L'estrattore sta diventando di uso comune, forse perché sempre più cultori del vino vogliono godere di bottiglie molto evolute, per le quali questo strumento si rivela molto utile, in quanto i tappi indeboliti dal tempo tendono a rompersi a contatto con il verme di un cavatappi tradizionale. Le due lame, una leggermente più lunga dell'altra, vanno inserite con delicatezza tra sughero e vetro; una volta che le due lame sono posizionate in maniera speculare attorno al tappo si procede con lo spingere verso il basso prima una poi l'altra, fino ad arrivare alla base del collo della bottiglia con la base dell'impugnatura. A questo punto si compie il movimento rotatorio, permettendo alle lame di staccare il tappo dalla sua sede nel collo della bottiglia.
A metà tra l'estrattore e il cavatappi a spirale c'è uno strumento che molti appassionati stanno facendo proprio. Si tratta di una spirale con manico da inserire nel tappo di sughero; la particolare conformazione fa sì che si riesca a inserire anche l'estrattore a lame così da assicurarsi che il tappo non sfugga e non si rompa.
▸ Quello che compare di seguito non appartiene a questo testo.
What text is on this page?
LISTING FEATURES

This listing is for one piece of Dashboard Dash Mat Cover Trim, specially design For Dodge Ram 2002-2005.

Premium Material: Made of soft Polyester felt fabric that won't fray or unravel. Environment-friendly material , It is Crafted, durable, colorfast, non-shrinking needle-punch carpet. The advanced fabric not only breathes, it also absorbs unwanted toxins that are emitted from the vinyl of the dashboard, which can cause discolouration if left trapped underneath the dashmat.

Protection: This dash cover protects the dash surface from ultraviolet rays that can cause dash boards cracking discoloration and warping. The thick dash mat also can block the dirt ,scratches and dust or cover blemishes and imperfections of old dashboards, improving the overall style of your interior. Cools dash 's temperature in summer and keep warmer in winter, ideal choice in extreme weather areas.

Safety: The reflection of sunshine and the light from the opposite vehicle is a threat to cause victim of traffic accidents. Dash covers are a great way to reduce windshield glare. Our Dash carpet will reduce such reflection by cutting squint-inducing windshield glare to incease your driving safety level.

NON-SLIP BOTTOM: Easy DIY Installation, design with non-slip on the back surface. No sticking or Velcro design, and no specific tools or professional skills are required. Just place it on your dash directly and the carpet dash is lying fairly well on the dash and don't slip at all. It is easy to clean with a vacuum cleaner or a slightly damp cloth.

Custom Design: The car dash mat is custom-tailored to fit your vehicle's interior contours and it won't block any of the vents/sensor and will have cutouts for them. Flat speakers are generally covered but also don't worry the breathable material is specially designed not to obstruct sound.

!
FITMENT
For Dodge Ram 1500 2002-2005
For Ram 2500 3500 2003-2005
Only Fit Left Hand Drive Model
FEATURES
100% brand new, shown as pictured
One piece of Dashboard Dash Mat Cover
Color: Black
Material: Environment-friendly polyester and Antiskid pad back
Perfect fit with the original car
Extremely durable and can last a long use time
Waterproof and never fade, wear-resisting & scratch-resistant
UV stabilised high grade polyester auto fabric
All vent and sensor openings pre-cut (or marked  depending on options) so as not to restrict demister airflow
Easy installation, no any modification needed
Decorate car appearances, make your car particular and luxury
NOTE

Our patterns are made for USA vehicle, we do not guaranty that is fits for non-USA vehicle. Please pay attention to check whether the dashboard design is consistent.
Almeno una volta nella vita di un appassionato e nella carriera di un sommelier capita che durante la stappatura il tappo si rompa, si sgretoli o, spezzandosi, la parte non estratta scivoli dal collo fino al vino sottostante. Di solito accade quando si è in presenza di bottiglie molto datate, soprattutto di vini passiti o liquorosi. Dovesse verificarsi, il mercato propone appositi strumenti, con lo specifico compito di estrarre i residui di sughero attraverso il collo della bottiglia, senza dover ricorrere a filtrazioni. Questo arnese sfrutta semplici principi di meccanica per condizionare i fili metallici inseriti nel collo a serrarsi e uncinare gli sgradevoli pezzetti di tappo.